At the age of six I received my ‘First Holy Communion.’ It was a religious ceremony where I received the body and blood of Christ. Just before leaving for church my Grandma told me that I was not supposed to bite the host that the father gave me as blood would ooze out. She also added that it was the body of Christ and I should never touch it with my hands. The first thing that I did as soon as the priest kept the host in my mouth was to bite it and secretly took it out in my hand to see if blood really oozed out. She had told me ‘utter nonsense.’ I came home and declared my grandma a ‘liar.’ She was shocked and so were my parents. My grandmother called me a “communist.” According to her only communists dared to question faith.

She told me that there were the good angels and bad angels. There was a good angel and a bad angel in us. The good angel sat on my right hand and took down all the good things that I did for others in a note book and that it would be written in gold. The bad angel sat on the left side and took down all the sins that I did in a note book with a piece of coal. When I died God would take both the books and see what I did when I was alive. If the good outweighed the bad then I would go to heaven. If not, I would go to hell. I actually believed it. I would hit my left hand hard to chase away the bad angel. I often think that the good angel must not have yet finished a 40 pages note book while the bad angel must have taken more than 10 encyclopedia sized note books for me.


As I grew up I was transformed from a catholic to a “communist” (as I dared to question my grandma’s ‘crazy’ beliefs). I was taught so many unbelievable things and I questioned most of her ‘preaching.’

1. God was the creator of all living things from the minutest micro organisms to the super apes.

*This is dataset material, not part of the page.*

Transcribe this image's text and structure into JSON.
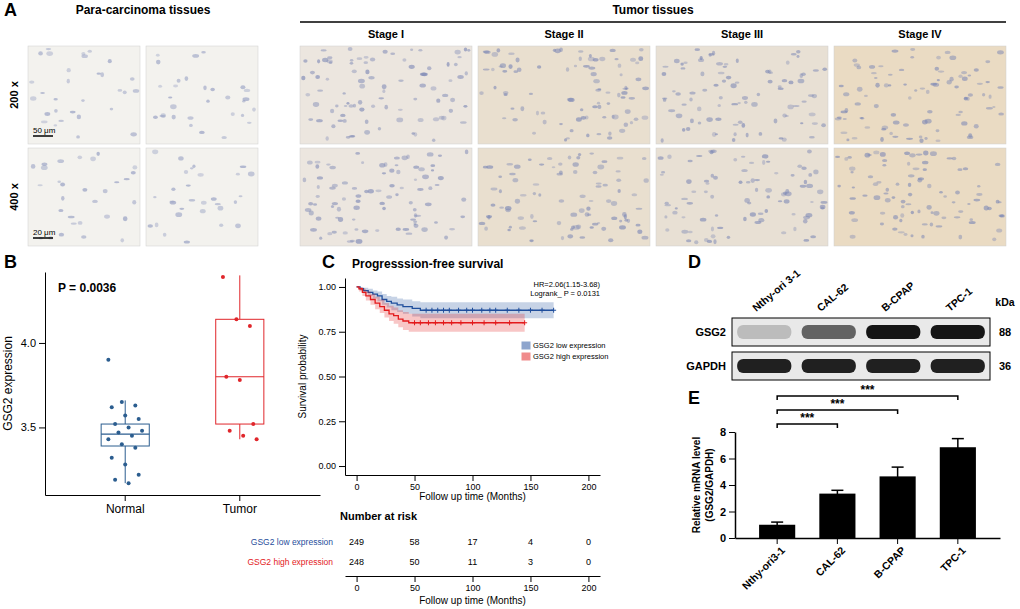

Nobody else could create any thing (Who created this ‘Creator’ God?)
2. God gave Moses the Ten Commandments and the very first commandment says, “I am the Lord thy God and thou shall not have any strange Gods before me.” If this was so then why is it that there are a number of idols of various hues and sizes inside the church?
3. The ninth commandment always confused me. It said, “Thou shall not covet thy neighbour’s wife.” Men couldn’t covet their neighbours’ wives. So women would covet their neighbours’ husbands. So God was partial to women. (My Grandma would fly into a rage whenever I questioned her about this)
4. Jesus was the son of God and Mary was his mother. What was the role of Joseph in the Bible?
5. Our first parents were Adam and Eve (not apes as Darwin said) and their children were Abel and Cain. If so, how did the population increase with no other women around?
6. God was omnipresent and he took care of us. So we are to give him a share of what we ‘got’. Wasn’t God eligible for a share of all those pinches and punches that I got from mum?
These were just a few of my doubts. Nobody in the family, especially the second generation dared to question her. Questioning her only meant displeasure from her side. Displeasure led to serving smaller portions of fried beef (her beef fry was lip smacking!!!) or orappam. As I did not like orappam much I would afford to question her.

She always sympathized with my Mum saying that she was very unlucky to have a “communist” daughter. By the time I was doing my degree I joined the left party and that left my grandmother shell shocked. She could not accept the reality as she felt that she was losing her grand daughter to unscrupulous elements.

I kept pestering my Grandma with my religious doubts until she died in 2005 at the ripe old age of 98.

PS. I think Benedict XVI should canonize my Grandma to St. Lilly and increase the ‘strange Gods’ inside the church!!!